793.94/14031: Telegram
The Consul General at Hankow (Josselyn) to the Secretary of State
Hankow, October 9,
1938—noon.
[Received 8:20 p.m.]
[Received 8:20 p.m.]
My September 28, 10 a.m. and October 3, 11 a.m.31
- 1.
- Conversation with Chou En-lai and a press statement by him indicate that the Chinese Communist Party as a result of the Yenan conference of September 28 to October 7 has recommitted itself to the united front.
- 2.
- At the time of the departure of the political leaders mentioned in the Consulate General’s telegram of September 28, 10 a.m. there was evident resentment on the part of the Communists against the Government because of the latter’s effective opposition to the Communist propaganda and mass mobilization program for Chinese held territory, especially the Wuhan area.
- 3.
- After his return here on October 1 Chou En-lai once more pledged the Chinese Communist Party to cooperation with the Kuomintang during and after the present hostilities, allegiance to the leadership of Chiang Kai Shek, recognition of the Three People’s Principles as the political base of the united front and asked for obliteration of the memory of 10 years of civil strife. The Chinese Communist Party intends to continue, however, its independent existence. It calls for the establishment in each province and hsien a people’s political council that democratic principles may thereby be put into effect.
- 4.
- Chou En-lai is now conferring with Kuomintang leaders in an effort to strengthen the united front.
- 5.
- The zeal of the Chinese Communist Party for the United Front is real for it is by means of the United Front that the Reds hope to hold defeatist elements in the National Party to prolonged resistance against Japan. To insure continuance of the United Front it has quieted its vociferous agitation concerning the suppression of Communist China organizations and thorough mobilization of the people.
- 6.
- The Central Government so far as can be ascertained has made no concession to the Communists in Chinese held territory.
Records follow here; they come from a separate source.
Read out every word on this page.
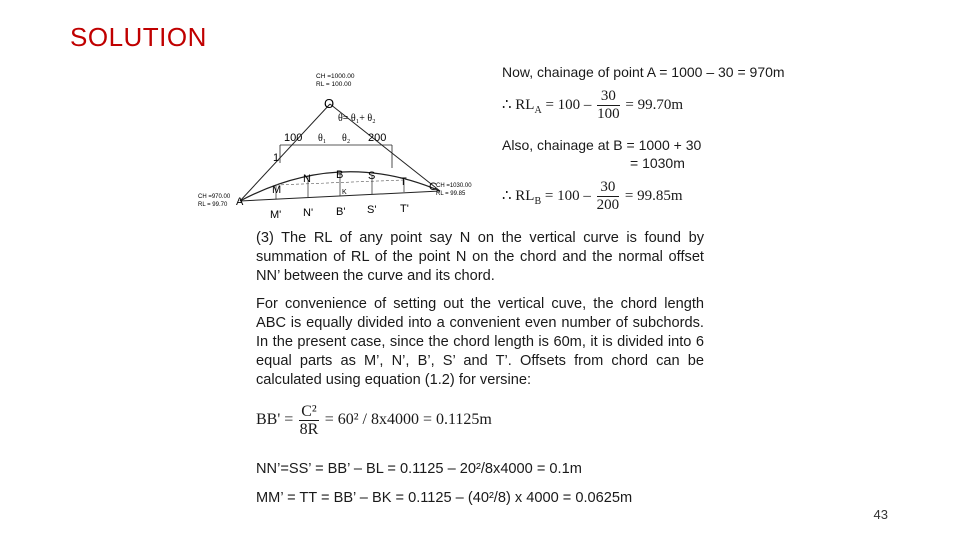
SOLUTION
CH =1000.00
RL = 100.00
O
θ= θ₁+ θ₂
100 θ₁ θ₂ 200
1
CH =970.00
RL = 99.70
CH =1030.00
RL = 99.85
A
M
N B S T C
K
M' N' B' S' T'
Now, chainage of point A = 1000 – 30 = 970m
∴ $RL_A = 100 - \frac{30}{100} = 99.70m$
Also, chainage at B = 1000 + 30
= 1030m
∴ $RL_B = 100 - \frac{30}{200} = 99.85m$
(3) The RL of any point say N on the vertical curve is found by summation of RL of the point N on the chord and the normal offset NN’ between the curve and its chord.
For convenience of setting out the vertical cuve, the chord length ABC is equally divided into a convenient even number of subchords. In the present case, since the chord length is 60m, it is divided into 6 equal parts as M’, N’, B’, S’ and T’. Offsets from chord can be calculated using equation (1.2) for versine:
$BB' = \frac{\text{C²}}{8R} = 60^2 / 8x4000 = 0.1125m$
NN’=SS’ = BB’ – BL = 0.1125 – 20²/8x4000 = 0.1m
MM’ = TT = BB’ – BK = 0.1125 – (40²/8) x 4000 = 0.0625m
43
So long as the ruling faction retains its present character it will hardly establish genuinely representative congresses for fear that the Communists, using democracy as a Trojan horse, will ride into power.
- 7.
- Freedom of action in Chinese held territory is at present for the Chinese Communist Party a secondary and academic issue overshadowed by the military, political and economic situation confronting it in a steadily expanding area of actual and potential Communist control behind the advancing Japanese lines.
- 8.
- Finally it is increasingly evident from its program of action for the present and any predictable future that the Chinese Communist Party is not justified in designating itself as a Communist organization. Its action for the present and any predictable future envisages little more in the way of social revolution than land reform, cooperatives, lower rents and interest and in official life plain honesty.
Repeated to Chungking, Peiping, Shanghai.